Je terminais Le Vieux Jardin lorsque je suis passée chez «mon» cordonnier, dans la rue qui monte vers la Riponne, juste en face de la tour Bel-Air, pour faire recoller une paire de baskets de mon fils. Son échoppe est minuscule, environ six mètres sur deux, qui s’affinent encore aux extrémités. Autrement dit, un couloir en forme de croissant, doté d’une vitrine, aménagé en atelier de cordonnerie et de serrurerie. Sur les trois parois, s’entassent chaussures, machines, outils. En général, il répare tout dans l’heure. Ce jour-là, je suis arrivée en coup de vent, pressée par un rendez-vous auquel j’étais déjà presque en retard. Le cordonnier travaillait en écoutant la musique qui s’échappait d’un transistor blanc, un modèle rudimentaire probablement issu des nineties. Il semblait heureux et détendu.

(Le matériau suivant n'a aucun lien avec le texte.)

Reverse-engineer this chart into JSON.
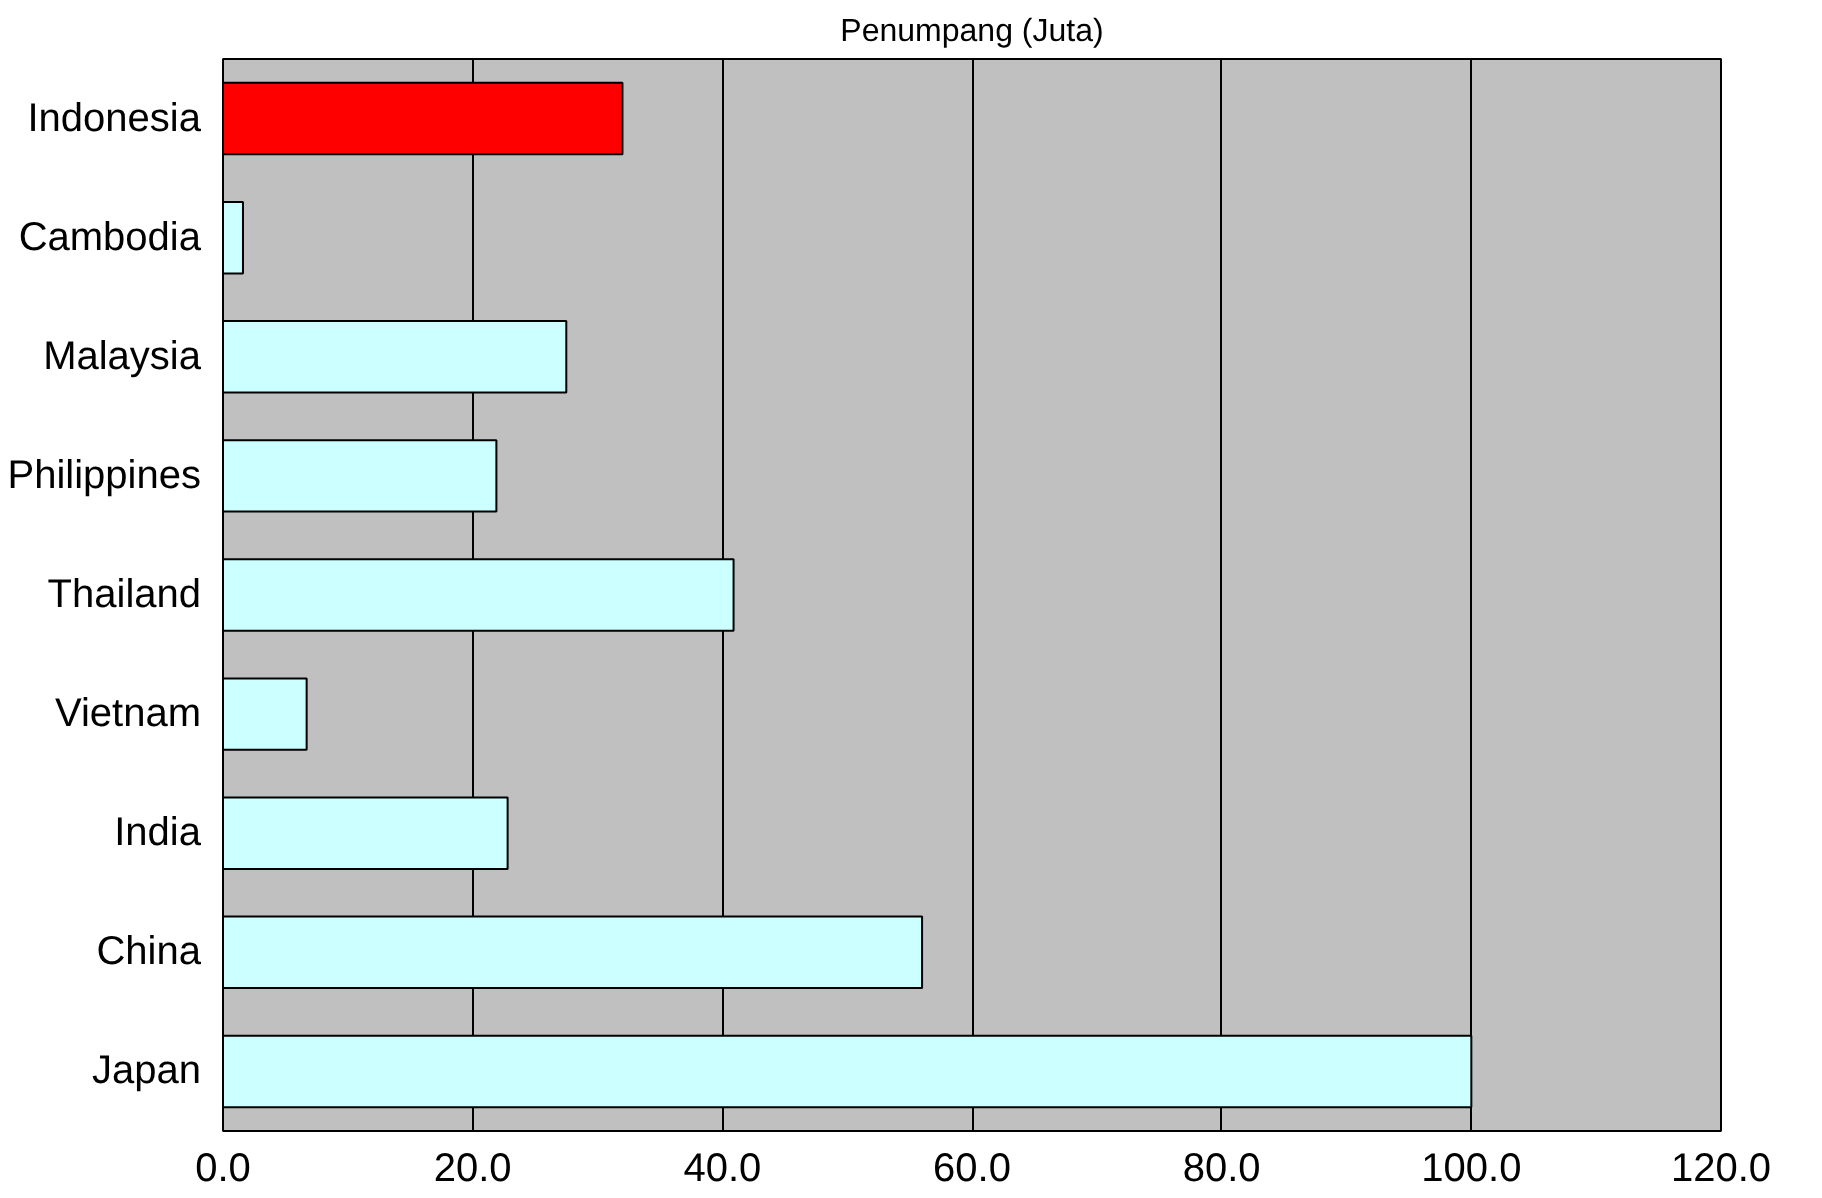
{
  "chart_data": {
    "type": "bar",
    "orientation": "horizontal",
    "title": "Penumpang (Juta)",
    "categories": [
      "Indonesia",
      "Cambodia",
      "Malaysia",
      "Philippines",
      "Thailand",
      "Vietnam",
      "India",
      "China",
      "Japan"
    ],
    "values": [
      32.0,
      1.6,
      27.5,
      21.9,
      40.9,
      6.7,
      22.8,
      56.0,
      100.0
    ],
    "colors": [
      "#ff0000",
      "#ccffff",
      "#ccffff",
      "#ccffff",
      "#ccffff",
      "#ccffff",
      "#ccffff",
      "#ccffff",
      "#ccffff"
    ],
    "xlim": [
      0,
      120
    ],
    "xticks": [
      {
        "value": 0,
        "label": "0.0"
      },
      {
        "value": 20,
        "label": "20.0"
      },
      {
        "value": 40,
        "label": "40.0"
      },
      {
        "value": 60,
        "label": "60.0"
      },
      {
        "value": 80,
        "label": "80.0"
      },
      {
        "value": 100,
        "label": "100.0"
      },
      {
        "value": 120,
        "label": "120.0"
      }
    ],
    "grid": "x"
  }
}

Plus tard, une fois ma journée terminée, son image m’est revenue. J’ai repensé à lui, au calme de son visage penché sur une semelle, et je l’ai associé à l’existence d’Hyônu, souriant à la synchronicité qui s’était glissée dans ma vie ce jour-là. L’un et l’autre me disaient, chacun à leur manière, que ce ne sont pas tant les contours des destins, si tributaires du hasard, qui importent, mais la manière dont on les traverse.

Nadia Boehlen est porte-parole d’Amnesty International Suisse et autrice. Elle s’exprime ici à titre personnel.